Building YouTube · Lyte Code

Implement the parallel segment-transcode DAG, ABR packaging and manifests, the CDN-served playback path, and async view counting.

Resumable chunked upload

Large videos upload in chunks (resume on failure), straight to the blob store:

def upload_chunk(video_id, index, data, checksum):
    assert sha256(data) == checksum                 # integrity per chunk
    blob_store.put(f"raw/{video_id}/{index}", data)
    progress.mark(video_id, index)
    if progress.complete(video_id):
        transcode_queue.publish({"video_id": video_id})   # kick off processing

The transcode pipeline (parallel DAG)

Split the raw video into segments and transcode them in parallel across a worker fleet — the slow step, made fast by fan-out:

def transcode(video_id):
    raw = assemble(blob_store.list(f"raw/{video_id}"))
    segments = split(raw, seconds=4)                # GOP-aligned segments
    jobs = []
    for seg in segments:
        for rendition in RENDITIONS:                # 144p..4K × {H.264, VP9, AV1}
            jobs.append(("transcode", seg, rendition))
    run_parallel(jobs, fleet=transcode_workers)     # thousands of small jobs
    package_hls_dash(video_id)                       # manifests + segment files
    cdn.distribute(video_id)
    metadata.set_status(video_id, "ready")           # now playable

Each job is small and independent → the fleet processes a long video in the time of its longest segment, not its full length.

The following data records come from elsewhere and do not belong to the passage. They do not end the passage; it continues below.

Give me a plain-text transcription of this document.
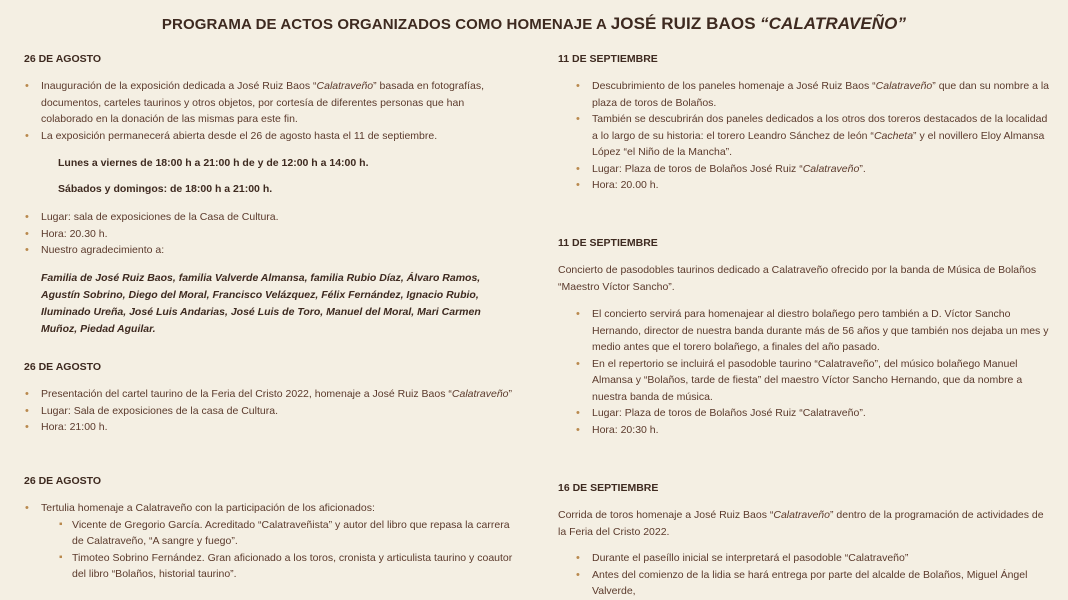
PROGRAMA DE ACTOS ORGANIZADOS COMO HOMENAJE A JOSÉ RUIZ BAOS “CALATRAVEÑO”
26 DE AGOSTO
• Inauguración de la exposición dedicada a José Ruiz Baos “Calatraveño” basada en fotografías, documentos, carteles taurinos y otros objetos, por cortesía de diferentes personas que han colaborado en la donación de las mismas para este fin.
• La exposición permanecerá abierta desde el 26 de agosto hasta el 11 de septiembre.
Lunes a viernes de 18:00 h a 21:00 h de y de 12:00 h a 14:00 h.
Sábados y domingos: de 18:00 h a 21:00 h.
• Lugar: sala de exposiciones de la Casa de Cultura.
• Hora: 20.30 h.
• Nuestro agradecimiento a:
Familia de José Ruiz Baos, familia Valverde Almansa, familia Rubio Díaz, Álvaro Ramos, Agustín Sobrino, Diego del Moral, Francisco Velázquez, Félix Fernández, Ignacio Rubio, Iluminado Ureña, José Luis Andarias, José Luis de Toro, Manuel del Moral, Mari Carmen Muñoz, Piedad Aguilar.
26 DE AGOSTO
• Presentación del cartel taurino de la Feria del Cristo 2022, homenaje a José Ruiz Baos “Calatraveño”
• Lugar: Sala de exposiciones de la casa de Cultura.
• Hora: 21:00 h.
26 DE AGOSTO
• Tertulia homenaje a Calatraveño con la participación de los aficionados:
▪ Vicente de Gregorio García. Acreditado “Calatraveñista” y autor del libro que repasa la carrera de Calatraveño, “A sangre y fuego”.
▪ Timoteo Sobrino Fernández. Gran aficionado a los toros, cronista y articulista taurino y coautor del libro “Bolaños, historial taurino”.
11 DE SEPTIEMBRE
• Descubrimiento de los paneles homenaje a José Ruiz Baos “Calatraveño” que dan su nombre a la plaza de toros de Bolaños.
• También se descubrirán dos paneles dedicados a los otros dos toreros destacados de la localidad a lo largo de su historia: el torero Leandro Sánchez de león “Cacheta” y el novillero Eloy Almansa López “el Niño de la Mancha”.
• Lugar: Plaza de toros de Bolaños José Ruiz “Calatraveño”.
• Hora: 20.00 h.
11 DE SEPTIEMBRE
Concierto de pasodobles taurinos dedicado a Calatraveño ofrecido por la banda de Música de Bolaños “Maestro Víctor Sancho”.
• El concierto servirá para homenajear al diestro bolañego pero también a D. Víctor Sancho Hernando, director de nuestra banda durante más de 56 años y que también nos dejaba un mes y medio antes que el torero bolañego, a finales del año pasado.
• En el repertorio se incluirá el pasodoble taurino “Calatraveño”, del músico bolañego Manuel Almansa y “Bolaños, tarde de fiesta” del maestro Víctor Sancho Hernando, que da nombre a nuestra banda de música.
• Lugar: Plaza de toros de Bolaños José Ruiz “Calatraveño”.
• Hora: 20:30 h.
16 DE SEPTIEMBRE
Corrida de toros homenaje a José Ruiz Baos “Calatraveño” dentro de la programación de actividades de la Feria del Cristo 2022.
• Durante el paseíllo inicial se interpretará el pasodoble “Calatraveño”
• Antes del comienzo de la lidia se hará entrega por parte del alcalde de Bolaños, Miguel Ángel Valverde,
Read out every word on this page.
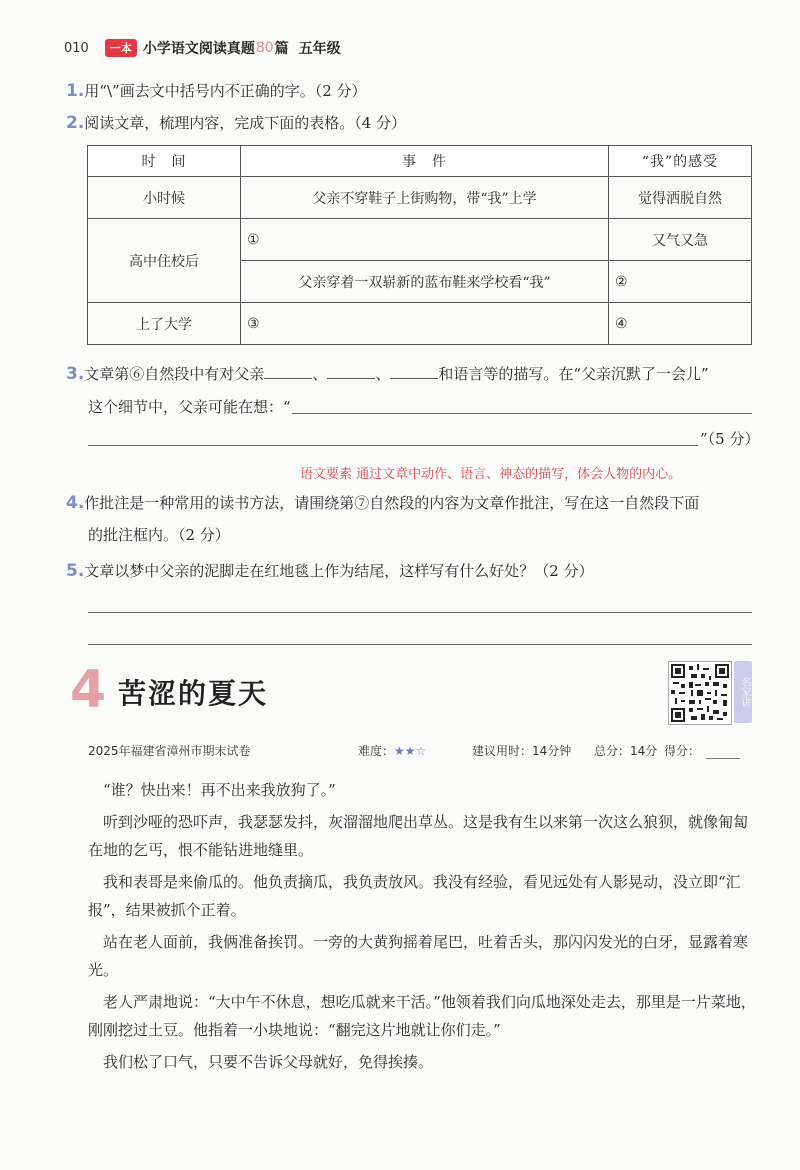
010	一本 小学语文阅读真题 80 篇 五年级
1.用“\”画去文中括号内不正确的字。（2 分）
2.阅读文章，梳理内容，完成下面的表格。（4 分）
时　间	事　件	“我”的感受
小时候	父亲不穿鞋子上街购物，带“我”上学	觉得洒脱自然
高中住校后	①	又气又急
	父亲穿着一双崭新的蓝布鞋来学校看“我”	②
上了大学	③	④
3.文章第⑥自然段中有对父亲	、	、	和语言等的描写。在“父亲沉默了一会儿”
这个细节中，父亲可能在想：“
”（5 分）
语文要素 通过文章中动作、语言、神态的描写，体会人物的内心。
4.作批注是一种常用的读书方法，请围绕第⑦自然段的内容为文章作批注，写在这一自然段下面
的批注框内。（2 分）
5.文章以梦中父亲的泥脚走在红地毯上作为结尾，这样写有什么好处？（2 分）
4 苦涩的夏天	名家讲
2025年福建省漳州市期末试卷	难度：★★☆	建议用时：14分钟 总分：14分 得分：

“谁？快出来！再不出来我放狗了。”

听到沙哑的恐吓声，我瑟瑟发抖，灰溜溜地爬出草丛。这是我有生以来第一次这么狼狈，就像匍匐在地的乞丐，恨不能钻进地缝里。

我和表哥是来偷瓜的。他负责摘瓜，我负责放风。我没有经验，看见远处有人影晃动，没立即“汇报”，结果被抓个正着。

站在老人面前，我俩准备挨罚。一旁的大黄狗摇着尾巴，吐着舌头，那闪闪发光的白牙，显露着寒光。

老人严肃地说：“大中午不休息，想吃瓜就来干活。”他领着我们向瓜地深处走去，那里是一片菜地，刚刚挖过土豆。他指着一小块地说：“翻完这片地就让你们走。”

我们松了口气，只要不告诉父母就好，免得挨揍。
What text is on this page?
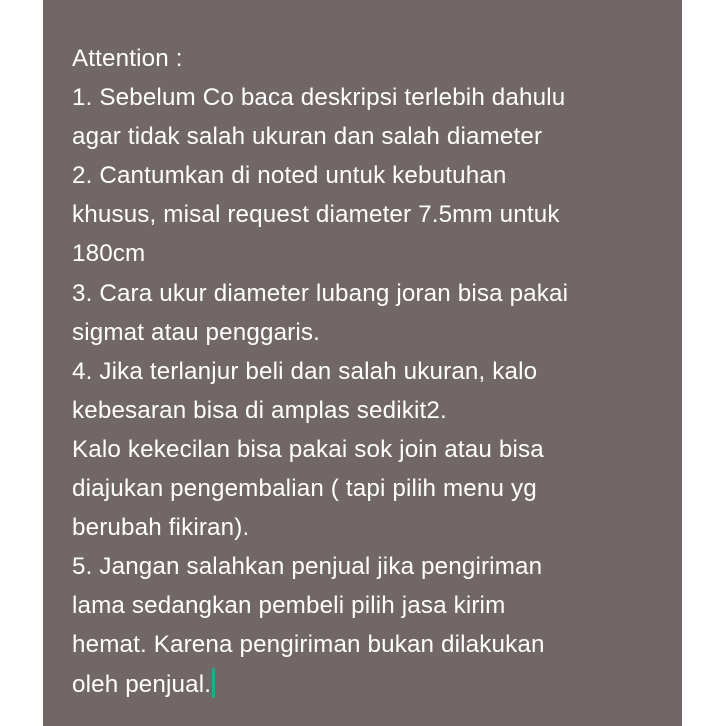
Attention :
1. Sebelum Co baca deskripsi terlebih dahulu
agar tidak salah ukuran dan salah diameter
2. Cantumkan di noted untuk kebutuhan
khusus, misal request diameter 7.5mm untuk
180cm
3. Cara ukur diameter lubang joran bisa pakai
sigmat atau penggaris.
4. Jika terlanjur beli dan salah ukuran, kalo
kebesaran bisa di amplas sedikit2.
Kalo kekecilan bisa pakai sok join atau bisa
diajukan pengembalian ( tapi pilih menu yg
berubah fikiran).
5. Jangan salahkan penjual jika pengiriman
lama sedangkan pembeli pilih jasa kirim
hemat. Karena pengiriman bukan dilakukan
oleh penjual.
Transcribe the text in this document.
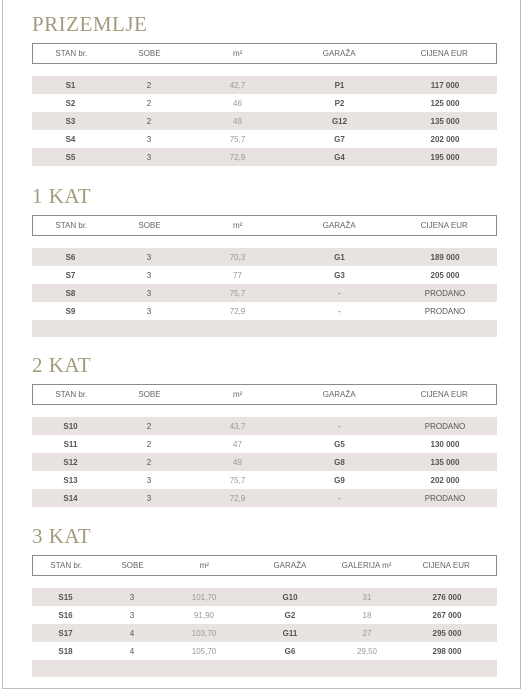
PRIZEMLJE
STAN br.	SOBE	m²	GARAŽA	CIJENA EUR
S1	2	42,7	P1	117 000
S2	2	46	P2	125 000
S3	2	49	G12	135 000
S4	3	75,7	G7	202 000
S5	3	72,9	G4	195 000
1 KAT
STAN br.	SOBE	m²	GARAŽA	CIJENA EUR
S6	3	70,3	G1	189 000
S7	3	77	G3	205 000
S8	3	75,7	-	PRODANO
S9	3	72,9	-	PRODANO
2 KAT
STAN br.	SOBE	m²	GARAŽA	CIJENA EUR
S10	2	43,7	-	PRODANO
S11	2	47	G5	130 000
S12	2	49	G8	135 000
S13	3	75,7	G9	202 000
S14	3	72,9	-	PRODANO
3 KAT
STAN br.	SOBE	m²	GARAŽA	GALERIJA m²	CIJENA EUR
S15	3	101,70	G10	31	276 000
S16	3	91,90	G2	18	267 000
S17	4	103,70	G11	27	295 000
S18	4	105,70	G6	29,50	298 000
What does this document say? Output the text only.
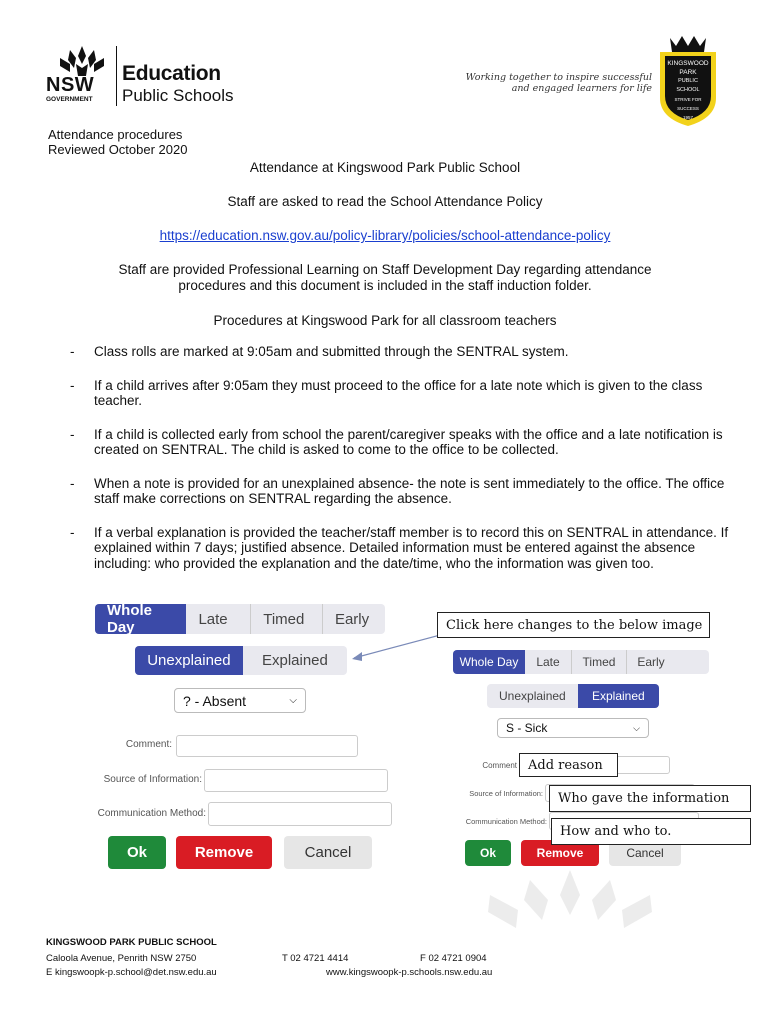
NSW
GOVERNMENT
Education
Public Schools
Working together to inspire successful
and engaged learners for life
KINGSWOOD
PARK
PUBLIC SCHOOL
STRIVE FOR
SUCCESS
1957
Attendance procedures
Reviewed October 2020
Attendance at Kingswood Park Public School
Staff are asked to read the School Attendance Policy
https://education.nsw.gov.au/policy-library/policies/school-attendance-policy
Staff are provided Professional Learning on Staff Development Day regarding attendance
procedures and this document is included in the staff induction folder.
Procedures at Kingswood Park for all classroom teachers
- Class rolls are marked at 9:05am and submitted through the SENTRAL system.
- If a child arrives after 9:05am they must proceed to the office for a late note which is given to the class teacher.
- If a child is collected early from school the parent/caregiver speaks with the office and a late notification is created on SENTRAL. The child is asked to come to the office to be collected.
- When a note is provided for an unexplained absence- the note is sent immediately to the office. The office staff make corrections on SENTRAL regarding the absence.
- If a verbal explanation is provided the teacher/staff member is to record this on SENTRAL in attendance. If explained within 7 days; justified absence. Detailed information must be entered against the absence including: who provided the explanation and the date/time, who the information was given too.
Whole Day	Late	Timed	Early
Unexplained	Explained
? - Absent	⌵
Comment:
Source of Information:
Communication Method:
Ok	Remove	Cancel
Whole Day	Late	Timed	Early
Unexplained	Explained
S - Sick	⌵
Comment
Source of Information:
Communication Method:
Ok	Remove	Cancel
Click here changes to the below image
Add reason
Who gave the information
How and who to.
KINGSWOOD PARK PUBLIC SCHOOL
Caloola Avenue, Penrith NSW 2750	T 02 4721 4414	F 02 4721 0904
E kingswoopk-p.school@det.nsw.edu.au	www.kingswoopk-p.schools.nsw.edu.au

ABR packaging and manifests

Package the renditions into HLS/DASH: a manifest lists each quality’s segment URLs; the player picks segments adaptively:

master.m3u8         # lists variants: 144p,360p,720p,1080p,4K
  720p/index.m3u8   # segment list: seg0.ts, seg1.ts, ...
  1080p/index.m3u8

The playback path (CDN + adaptive bitrate)

def play(video_id):
    meta = metadata.get(video_id)
    if meta.status != "ready": return 425           # still processing
    return {"manifest": cdn_url(f"{video_id}/master.m3u8")}   # player takes over via CDN
# client: fetch manifest → start at a low bitrate (fast start) →
#         measure bandwidth/buffer → step quality up/down per segment

Segments stream from the CDN; the origin store is barely touched. The player’s ABR logic starts low (instant start), climbs to the best sustainable quality, and drops on congestion (no rebuffer).

Async view counting

def on_view(video_id, user, position):
    view_stream.publish({"video": video_id, "ts": now(), "watch_pct": position})
# stream/batch workers → increment counters in a time-series store (approximate)
# a view is counted only after N seconds watched (anti-fraud)

Never UPDATE videos SET views = views + 1 per view — aggregate the stream.

Storage and metadata

Renditions in the object store (erasure-coded), fronted by CDN; tier cold videos to cheaper storage and lazily (re)transcode rare ones.
Metadata sharded by video id; search index updated async; thumbnails in the blob store + CDN.

Scale and failure handling

Transcode fleet autoscales on queue depth; a failed segment job retries (idempotent by segment+rendition).
Hot video (viral) → CDN absorbs it; pre-position to more edges.
CDN miss / cold long-tail → pulled from origin once, then cached.
Playback on bad network → ABR drops quality; segments are small and retryable.
Upload failure → resumable chunks restart from the missing piece.

The takeaway

Concrete signals: chunked resumable upload, parallel per-segment transcoding into ABR renditions (HLS/DASH), CDN-served adaptive playback, async view counting, and popularity-tiered storage. The transcode-fan-out + ABR/CDN delivery is the reusable video backbone — Netflix is the curated-catalog variation.